[v3,3/5] malloc: Arena is not needed for tcache path in free()
Checks
Context |
Check |
Description |
redhat-pt-bot/TryBot-apply_patch |
success
|
Patch applied to master at the time it was sent
|
linaro-tcwg-bot/tcwg_glibc_build--master-arm |
success
|
Build passed
|
linaro-tcwg-bot/tcwg_glibc_build--master-aarch64 |
success
|
Build passed
|
linaro-tcwg-bot/tcwg_glibc_check--master-arm |
success
|
Test passed
|
linaro-tcwg-bot/tcwg_glibc_check--master-aarch64 |
success
|
Test passed
|
Commit Message
Arena is not needed for _int_free_check() in non-DEBUG mode. This commit
defers arena deference to _int_free_chunk() thus accelerate tcache path.
When DEBUG enabled, arena can be obtained from p in do_check_inuse_chunk().
Result of bench-malloc-thread benchmark
Test Platform: Xeon-8380
Ratio: New / Original time_per_iteration (Lower is Better)
Threads# | Ratio
-----------|------
1 thread | 0.994
4 threads | 0.968
The data shows it can brings 3% performance gain in multi-thread scenario.
---
Changes in v2:
- _int_free_check() should be put outside of USE_TCACHE.
- Link to v1: https://sourceware.org/pipermail/libc-alpha/2024-August/159360.html
---
malloc/malloc.c | 10 ++++++++--
1 file changed, 8 insertions(+), 2 deletions(-)
@@ -2143,6 +2143,9 @@ do_check_inuse_chunk (mstate av, mchunkptr p)
{
mchunkptr next;
+ if (av == NULL)
+ av = arena_for_chunk (p);
+
do_check_chunk (av, p);
if (chunk_is_mmapped (p))
@@ -3447,9 +3450,10 @@ __libc_free (void *mem)

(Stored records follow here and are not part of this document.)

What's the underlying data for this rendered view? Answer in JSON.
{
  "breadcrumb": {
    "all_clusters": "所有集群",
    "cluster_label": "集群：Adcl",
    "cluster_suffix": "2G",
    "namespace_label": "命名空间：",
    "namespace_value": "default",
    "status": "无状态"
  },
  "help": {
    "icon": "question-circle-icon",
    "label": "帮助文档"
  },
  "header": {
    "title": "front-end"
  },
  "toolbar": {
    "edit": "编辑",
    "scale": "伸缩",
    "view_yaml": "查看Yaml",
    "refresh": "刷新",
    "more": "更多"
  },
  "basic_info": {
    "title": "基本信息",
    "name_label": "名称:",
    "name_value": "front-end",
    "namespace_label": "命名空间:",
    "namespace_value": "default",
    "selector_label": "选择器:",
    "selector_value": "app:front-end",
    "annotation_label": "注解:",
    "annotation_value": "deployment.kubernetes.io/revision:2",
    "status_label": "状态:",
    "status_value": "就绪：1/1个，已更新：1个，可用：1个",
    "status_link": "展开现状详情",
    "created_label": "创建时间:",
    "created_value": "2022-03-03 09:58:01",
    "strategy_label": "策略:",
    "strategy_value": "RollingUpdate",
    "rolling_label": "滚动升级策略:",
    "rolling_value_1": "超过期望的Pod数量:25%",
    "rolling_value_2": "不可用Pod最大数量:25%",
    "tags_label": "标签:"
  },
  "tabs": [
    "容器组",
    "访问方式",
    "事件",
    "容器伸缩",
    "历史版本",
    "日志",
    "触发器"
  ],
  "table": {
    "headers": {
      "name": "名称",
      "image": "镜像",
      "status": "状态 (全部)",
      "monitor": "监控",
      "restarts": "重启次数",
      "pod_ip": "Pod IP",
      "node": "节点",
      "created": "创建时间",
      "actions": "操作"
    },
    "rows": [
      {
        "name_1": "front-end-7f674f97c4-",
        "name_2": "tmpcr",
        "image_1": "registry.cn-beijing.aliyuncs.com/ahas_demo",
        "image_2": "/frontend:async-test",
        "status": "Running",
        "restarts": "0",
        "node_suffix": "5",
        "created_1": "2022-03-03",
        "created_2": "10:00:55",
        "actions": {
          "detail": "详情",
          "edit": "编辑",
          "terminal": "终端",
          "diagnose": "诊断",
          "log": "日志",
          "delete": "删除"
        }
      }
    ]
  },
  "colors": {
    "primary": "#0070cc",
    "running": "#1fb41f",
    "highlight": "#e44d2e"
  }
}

/* Mark the chunk as belonging to the library again. */
(void)tag_region (chunk2mem (p), memsize (p));
- ar_ptr = arena_for_chunk (p);
INTERNAL_SIZE_T size = chunksize (p);
- _int_free_check (ar_ptr, p, size);
+ /* av is not needed for _int_free_check in non-DEBUG mode,
+ in DEBUG mode, av will fetch from p in do_check_inuse_chunk. */
+ _int_free_check (NULL, p, size);
#if USE_TCACHE
if (tcache_free (p, size))
@@ -3458,6 +3462,8 @@ __libc_free (void *mem)
return;
}
#endif
+
+ ar_ptr = arena_for_chunk (p);
_int_free_chunk (ar_ptr, p, size, 0);
}